Es habe Todesfälle gegeben, weil Patienten mit resistenten Bakterien infiziert waren. 

Tiermediziner fordern für Menschen einen strengeren Umgang bei der Verschreibung von Antibiotika.

Während der Einsatz bei Tieren inzwischen stark reduziert worden sei, müsse der Einsatz beim Menschen kritischer hinterfragt werden. Nur so könne man nach Ansicht von Manfred Kietzmann von der Tierärztlichen Hochschule Hannover Resistenzen so weit wie möglich ausschließen.

Ferner sagte der Veterinär auf dem europäischen Kongress der Veterinär-Pharmakologen in Leipzig, dass es in der Vergangenheit Todesfälle gegeben hätte, weil Patienten mit resistenten Bakterien infiziert waren, gegen die keine Antibiotika mehr wirkten. Und das könnte laut Kietzmann jeden treffen.

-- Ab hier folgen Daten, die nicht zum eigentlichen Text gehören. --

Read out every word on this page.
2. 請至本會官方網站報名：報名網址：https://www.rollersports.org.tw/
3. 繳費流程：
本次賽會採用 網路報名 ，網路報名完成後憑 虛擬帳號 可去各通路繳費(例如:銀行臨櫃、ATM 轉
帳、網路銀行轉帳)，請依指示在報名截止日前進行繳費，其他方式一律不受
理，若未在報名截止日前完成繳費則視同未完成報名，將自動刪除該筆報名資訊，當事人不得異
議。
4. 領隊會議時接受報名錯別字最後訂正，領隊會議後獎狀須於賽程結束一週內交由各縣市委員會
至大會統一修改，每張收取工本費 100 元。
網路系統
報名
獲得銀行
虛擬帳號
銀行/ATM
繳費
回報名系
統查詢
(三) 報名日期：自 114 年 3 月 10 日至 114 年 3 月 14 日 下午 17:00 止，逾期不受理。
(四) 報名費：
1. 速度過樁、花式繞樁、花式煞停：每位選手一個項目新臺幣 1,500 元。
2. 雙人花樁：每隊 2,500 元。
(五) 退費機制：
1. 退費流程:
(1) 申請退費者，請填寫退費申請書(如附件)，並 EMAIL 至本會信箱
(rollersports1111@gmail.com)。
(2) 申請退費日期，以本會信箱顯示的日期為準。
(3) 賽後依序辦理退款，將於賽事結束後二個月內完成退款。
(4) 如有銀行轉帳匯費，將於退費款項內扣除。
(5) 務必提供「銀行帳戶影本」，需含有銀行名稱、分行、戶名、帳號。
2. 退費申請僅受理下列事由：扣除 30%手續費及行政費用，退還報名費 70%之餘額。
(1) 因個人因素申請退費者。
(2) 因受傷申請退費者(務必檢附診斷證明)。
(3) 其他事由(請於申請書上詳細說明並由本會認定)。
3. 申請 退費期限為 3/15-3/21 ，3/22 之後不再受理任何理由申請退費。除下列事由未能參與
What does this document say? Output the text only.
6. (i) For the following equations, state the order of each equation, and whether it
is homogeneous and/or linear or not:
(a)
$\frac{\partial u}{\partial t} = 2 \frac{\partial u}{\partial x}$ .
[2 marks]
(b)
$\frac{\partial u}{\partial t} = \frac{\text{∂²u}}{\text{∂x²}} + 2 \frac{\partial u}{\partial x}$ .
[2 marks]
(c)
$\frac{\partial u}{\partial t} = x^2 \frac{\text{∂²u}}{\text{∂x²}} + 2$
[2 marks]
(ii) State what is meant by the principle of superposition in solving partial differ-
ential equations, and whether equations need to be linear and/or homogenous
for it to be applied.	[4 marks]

Tagungspräsident Fritz Ungemach von der Universität Leipzig erklärte, dass die Tagesdosis bei Tieren mittlerweile nur rund ein Sechstel von der des Menschen betrage.

Seit 2005 seien leistungssteigernde Antibiotika sogar generell verboten.

Resistenzen beim Menschen seien hingegen in erster Linie hausgemacht, beispielsweise in Krankenhäusern, so Ungemach.

Selbst in den meisten Fällen von herkömmlichen bakteriellen Infektionen über Lebensmittel seien die Verbraucher selber schuld.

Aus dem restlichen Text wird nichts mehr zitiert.